Arthur ran a hand through his hair. “I don’t—” he began, then paused.
“I’m not sure what their long-term plans are,” he said eventually. “They must be building up to something since practically everyone here is a soldier, but I don’t know what they’re waiting for. A spark maybe. Something to cause a power vacuum that they can exploit. It wouldn’t make sense to reveal themselves after having successfully kept off the radar for so long if they didn’t think they had a really good chance at getting what they wanted.”
“So what do you think they might want?”
“Power,” Arthur said simply. “In some shape or form. What else is there?”
“Um, justice,” Merlin said, like this was something obvious. “Equality, freedom for the districts, the end of poverty, little things like that.”
Arthur rolled his eyes. “You forgot never-fading rainbows and free puppies for all.”
Merlin looked at him. “For someone who grew up in a place where you could actually eat strawberries,” he said lightly, “you are a very cynical man.”
“I’m just saying,” Arthur said, “that whatever District Thirteen is gearing up to do, it’s naive to expect it won’t lead to a whole lot of trouble. I’m not saying I won’t work with them,” he added, just in case their compartments weren’t as private as they seemed, “I’m just saying we should be aware of the consequences.”
“So where does that leave us?” Merlin asked.
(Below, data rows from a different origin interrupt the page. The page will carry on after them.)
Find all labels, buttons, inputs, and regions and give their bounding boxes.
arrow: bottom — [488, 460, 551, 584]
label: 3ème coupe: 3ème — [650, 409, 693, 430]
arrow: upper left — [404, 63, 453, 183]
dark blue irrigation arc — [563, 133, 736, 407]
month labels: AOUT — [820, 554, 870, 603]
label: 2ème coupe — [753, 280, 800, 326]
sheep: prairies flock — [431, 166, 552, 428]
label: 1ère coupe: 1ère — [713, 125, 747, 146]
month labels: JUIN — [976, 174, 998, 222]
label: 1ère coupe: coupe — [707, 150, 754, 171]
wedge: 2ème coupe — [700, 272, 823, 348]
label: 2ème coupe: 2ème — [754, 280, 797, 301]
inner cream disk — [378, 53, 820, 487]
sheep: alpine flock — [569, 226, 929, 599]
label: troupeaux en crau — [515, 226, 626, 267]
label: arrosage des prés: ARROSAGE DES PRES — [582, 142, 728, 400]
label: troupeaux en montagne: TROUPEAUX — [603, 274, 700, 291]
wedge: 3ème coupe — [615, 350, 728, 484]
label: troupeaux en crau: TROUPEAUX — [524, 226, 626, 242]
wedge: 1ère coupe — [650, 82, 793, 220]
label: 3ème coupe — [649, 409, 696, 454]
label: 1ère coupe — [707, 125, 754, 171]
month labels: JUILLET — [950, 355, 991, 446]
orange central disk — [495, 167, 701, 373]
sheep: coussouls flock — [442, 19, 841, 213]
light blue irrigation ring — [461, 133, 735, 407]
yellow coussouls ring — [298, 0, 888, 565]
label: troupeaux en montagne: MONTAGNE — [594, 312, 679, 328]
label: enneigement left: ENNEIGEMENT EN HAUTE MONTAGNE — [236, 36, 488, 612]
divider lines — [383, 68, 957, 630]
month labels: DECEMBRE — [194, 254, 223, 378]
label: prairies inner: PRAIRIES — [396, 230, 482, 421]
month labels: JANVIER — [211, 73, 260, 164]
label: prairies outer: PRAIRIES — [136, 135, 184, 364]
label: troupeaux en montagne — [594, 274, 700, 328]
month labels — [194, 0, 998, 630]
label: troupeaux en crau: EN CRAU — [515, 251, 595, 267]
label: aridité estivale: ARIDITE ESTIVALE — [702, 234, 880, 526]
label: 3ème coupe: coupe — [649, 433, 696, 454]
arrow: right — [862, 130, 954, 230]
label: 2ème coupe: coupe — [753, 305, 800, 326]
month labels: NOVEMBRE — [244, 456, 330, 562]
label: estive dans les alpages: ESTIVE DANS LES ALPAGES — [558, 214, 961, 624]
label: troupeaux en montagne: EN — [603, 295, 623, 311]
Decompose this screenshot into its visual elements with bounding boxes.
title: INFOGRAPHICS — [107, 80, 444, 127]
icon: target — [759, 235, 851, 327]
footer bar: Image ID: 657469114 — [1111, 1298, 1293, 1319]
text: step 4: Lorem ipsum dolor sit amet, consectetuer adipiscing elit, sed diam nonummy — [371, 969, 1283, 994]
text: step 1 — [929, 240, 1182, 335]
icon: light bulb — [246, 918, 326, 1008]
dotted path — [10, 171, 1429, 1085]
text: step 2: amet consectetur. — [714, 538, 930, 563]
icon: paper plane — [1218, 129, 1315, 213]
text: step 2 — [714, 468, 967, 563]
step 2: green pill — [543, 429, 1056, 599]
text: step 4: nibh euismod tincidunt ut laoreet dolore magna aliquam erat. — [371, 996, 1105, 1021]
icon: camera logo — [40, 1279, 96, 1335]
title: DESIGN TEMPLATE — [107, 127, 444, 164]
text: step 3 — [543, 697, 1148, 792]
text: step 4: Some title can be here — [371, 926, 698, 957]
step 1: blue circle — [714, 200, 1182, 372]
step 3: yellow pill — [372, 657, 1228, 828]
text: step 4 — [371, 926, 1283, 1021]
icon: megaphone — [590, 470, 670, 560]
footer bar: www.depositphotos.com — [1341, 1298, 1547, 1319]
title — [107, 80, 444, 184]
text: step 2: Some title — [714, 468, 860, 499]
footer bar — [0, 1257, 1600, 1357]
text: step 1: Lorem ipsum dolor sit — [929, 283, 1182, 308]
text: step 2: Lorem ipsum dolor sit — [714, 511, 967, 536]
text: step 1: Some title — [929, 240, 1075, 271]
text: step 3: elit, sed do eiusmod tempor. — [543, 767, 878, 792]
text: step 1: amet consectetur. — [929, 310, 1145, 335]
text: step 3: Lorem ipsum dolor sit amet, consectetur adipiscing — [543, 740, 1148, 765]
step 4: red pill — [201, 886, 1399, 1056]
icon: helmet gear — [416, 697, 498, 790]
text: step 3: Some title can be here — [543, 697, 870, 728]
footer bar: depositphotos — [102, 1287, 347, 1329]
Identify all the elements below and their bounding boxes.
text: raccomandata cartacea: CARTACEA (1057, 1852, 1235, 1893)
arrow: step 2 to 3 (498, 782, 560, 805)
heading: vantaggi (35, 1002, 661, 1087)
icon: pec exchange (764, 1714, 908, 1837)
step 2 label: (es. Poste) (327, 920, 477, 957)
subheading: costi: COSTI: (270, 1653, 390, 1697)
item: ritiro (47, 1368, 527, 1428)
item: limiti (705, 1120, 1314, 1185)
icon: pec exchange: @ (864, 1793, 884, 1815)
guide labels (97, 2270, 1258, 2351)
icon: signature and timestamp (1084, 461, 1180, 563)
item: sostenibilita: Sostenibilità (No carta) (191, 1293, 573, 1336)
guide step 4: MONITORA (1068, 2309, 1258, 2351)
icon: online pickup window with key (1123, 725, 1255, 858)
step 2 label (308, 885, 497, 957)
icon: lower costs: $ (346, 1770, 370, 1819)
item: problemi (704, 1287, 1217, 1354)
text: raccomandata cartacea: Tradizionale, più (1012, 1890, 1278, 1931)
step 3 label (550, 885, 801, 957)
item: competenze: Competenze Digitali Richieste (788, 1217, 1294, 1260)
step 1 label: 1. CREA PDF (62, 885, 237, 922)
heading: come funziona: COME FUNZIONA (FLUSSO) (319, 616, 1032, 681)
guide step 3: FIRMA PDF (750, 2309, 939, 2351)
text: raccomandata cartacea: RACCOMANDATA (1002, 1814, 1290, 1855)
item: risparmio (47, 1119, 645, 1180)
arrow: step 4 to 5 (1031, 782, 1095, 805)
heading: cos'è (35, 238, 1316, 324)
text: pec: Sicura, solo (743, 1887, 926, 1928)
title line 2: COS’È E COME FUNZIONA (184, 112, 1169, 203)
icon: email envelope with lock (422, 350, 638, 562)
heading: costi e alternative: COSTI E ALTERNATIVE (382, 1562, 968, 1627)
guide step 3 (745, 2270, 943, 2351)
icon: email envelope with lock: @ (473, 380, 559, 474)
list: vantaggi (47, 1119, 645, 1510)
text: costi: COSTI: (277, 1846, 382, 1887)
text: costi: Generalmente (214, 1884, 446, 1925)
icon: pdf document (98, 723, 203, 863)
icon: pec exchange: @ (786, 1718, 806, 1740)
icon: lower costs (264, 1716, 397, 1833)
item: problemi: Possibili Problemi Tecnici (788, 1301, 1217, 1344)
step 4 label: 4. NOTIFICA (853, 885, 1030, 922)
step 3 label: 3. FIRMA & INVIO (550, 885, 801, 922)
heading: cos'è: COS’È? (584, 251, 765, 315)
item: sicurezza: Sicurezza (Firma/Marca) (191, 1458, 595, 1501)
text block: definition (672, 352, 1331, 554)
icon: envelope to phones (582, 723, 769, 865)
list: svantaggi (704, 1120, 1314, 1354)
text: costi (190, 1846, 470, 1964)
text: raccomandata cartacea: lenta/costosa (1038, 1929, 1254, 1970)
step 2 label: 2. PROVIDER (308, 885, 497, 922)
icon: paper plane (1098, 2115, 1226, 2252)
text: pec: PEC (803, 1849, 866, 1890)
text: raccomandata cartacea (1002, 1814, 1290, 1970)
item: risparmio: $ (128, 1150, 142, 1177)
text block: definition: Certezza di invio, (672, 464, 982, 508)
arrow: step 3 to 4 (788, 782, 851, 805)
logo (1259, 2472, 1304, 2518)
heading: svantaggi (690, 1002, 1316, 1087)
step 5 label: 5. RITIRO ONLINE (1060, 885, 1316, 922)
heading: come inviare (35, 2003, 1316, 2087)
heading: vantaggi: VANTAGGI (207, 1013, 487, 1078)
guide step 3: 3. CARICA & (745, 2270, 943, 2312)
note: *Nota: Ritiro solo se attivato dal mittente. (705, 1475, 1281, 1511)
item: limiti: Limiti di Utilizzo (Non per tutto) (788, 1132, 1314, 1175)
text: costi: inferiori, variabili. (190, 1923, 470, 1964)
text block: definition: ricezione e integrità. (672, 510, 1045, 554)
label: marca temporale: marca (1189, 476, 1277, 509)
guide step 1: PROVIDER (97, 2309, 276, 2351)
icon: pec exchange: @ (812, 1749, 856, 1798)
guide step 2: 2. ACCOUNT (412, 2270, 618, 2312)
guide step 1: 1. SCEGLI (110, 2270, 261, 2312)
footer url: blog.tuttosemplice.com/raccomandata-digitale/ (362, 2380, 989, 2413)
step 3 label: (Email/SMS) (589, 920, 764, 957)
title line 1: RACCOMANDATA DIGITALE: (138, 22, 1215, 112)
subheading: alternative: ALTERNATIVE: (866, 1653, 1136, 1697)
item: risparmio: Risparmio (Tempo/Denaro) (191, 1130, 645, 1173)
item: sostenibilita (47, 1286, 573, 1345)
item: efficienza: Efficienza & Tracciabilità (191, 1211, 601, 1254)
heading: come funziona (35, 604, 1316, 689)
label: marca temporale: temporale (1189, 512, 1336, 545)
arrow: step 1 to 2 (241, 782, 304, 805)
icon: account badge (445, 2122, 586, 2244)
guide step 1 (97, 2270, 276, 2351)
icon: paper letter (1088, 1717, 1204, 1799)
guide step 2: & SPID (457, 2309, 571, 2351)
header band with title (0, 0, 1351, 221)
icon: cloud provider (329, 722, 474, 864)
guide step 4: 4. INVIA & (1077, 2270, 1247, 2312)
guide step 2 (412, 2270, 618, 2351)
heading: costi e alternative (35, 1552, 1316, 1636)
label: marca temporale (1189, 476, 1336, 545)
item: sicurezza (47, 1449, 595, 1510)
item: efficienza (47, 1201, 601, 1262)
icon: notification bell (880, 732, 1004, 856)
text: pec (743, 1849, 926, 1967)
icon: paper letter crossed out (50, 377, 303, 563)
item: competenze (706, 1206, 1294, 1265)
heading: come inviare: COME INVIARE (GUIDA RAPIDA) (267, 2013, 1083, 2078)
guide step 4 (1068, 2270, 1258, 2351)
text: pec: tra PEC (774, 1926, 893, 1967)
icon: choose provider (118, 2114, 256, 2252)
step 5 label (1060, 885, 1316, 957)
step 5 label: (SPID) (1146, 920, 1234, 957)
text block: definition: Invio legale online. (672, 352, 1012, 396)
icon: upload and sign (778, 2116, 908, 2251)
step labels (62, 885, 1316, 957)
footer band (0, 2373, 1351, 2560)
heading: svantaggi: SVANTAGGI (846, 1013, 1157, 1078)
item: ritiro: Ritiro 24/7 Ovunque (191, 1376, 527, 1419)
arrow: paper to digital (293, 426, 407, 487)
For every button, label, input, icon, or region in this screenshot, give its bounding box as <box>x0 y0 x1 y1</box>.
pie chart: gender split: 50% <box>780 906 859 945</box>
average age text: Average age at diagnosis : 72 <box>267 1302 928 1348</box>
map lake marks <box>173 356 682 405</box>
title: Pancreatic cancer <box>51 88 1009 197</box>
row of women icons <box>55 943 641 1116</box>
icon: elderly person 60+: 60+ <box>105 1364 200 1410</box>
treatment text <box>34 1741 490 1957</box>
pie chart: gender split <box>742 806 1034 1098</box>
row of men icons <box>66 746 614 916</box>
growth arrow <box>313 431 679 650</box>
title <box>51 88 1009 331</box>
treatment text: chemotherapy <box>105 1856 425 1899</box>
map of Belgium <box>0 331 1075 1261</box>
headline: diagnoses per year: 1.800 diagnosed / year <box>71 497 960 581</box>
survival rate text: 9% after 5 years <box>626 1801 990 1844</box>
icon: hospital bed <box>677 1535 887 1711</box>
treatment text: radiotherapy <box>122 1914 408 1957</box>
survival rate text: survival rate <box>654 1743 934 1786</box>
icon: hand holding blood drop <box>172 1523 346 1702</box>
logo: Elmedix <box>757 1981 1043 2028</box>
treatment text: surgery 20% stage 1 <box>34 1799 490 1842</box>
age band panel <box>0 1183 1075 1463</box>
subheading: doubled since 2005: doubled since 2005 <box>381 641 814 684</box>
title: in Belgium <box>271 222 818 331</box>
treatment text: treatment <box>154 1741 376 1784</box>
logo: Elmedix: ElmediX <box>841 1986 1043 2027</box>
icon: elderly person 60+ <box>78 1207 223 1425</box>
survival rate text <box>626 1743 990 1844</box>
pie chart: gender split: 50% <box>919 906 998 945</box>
“Right now—in this room,” Arthur said. “We’ll just have to adapt as we go for the rest.”
“I can work with that,” Merlin agreed, then leaned in and caught Arthur’s lips in a sweet, lingering kiss.
Arthur let the half-eaten strawberry still in his hand fall to the floor, wrapping his arms around Merlin’s neck instead and pulling them both back down against the bed. Whatever challenges were coming their way next could wait until the morning.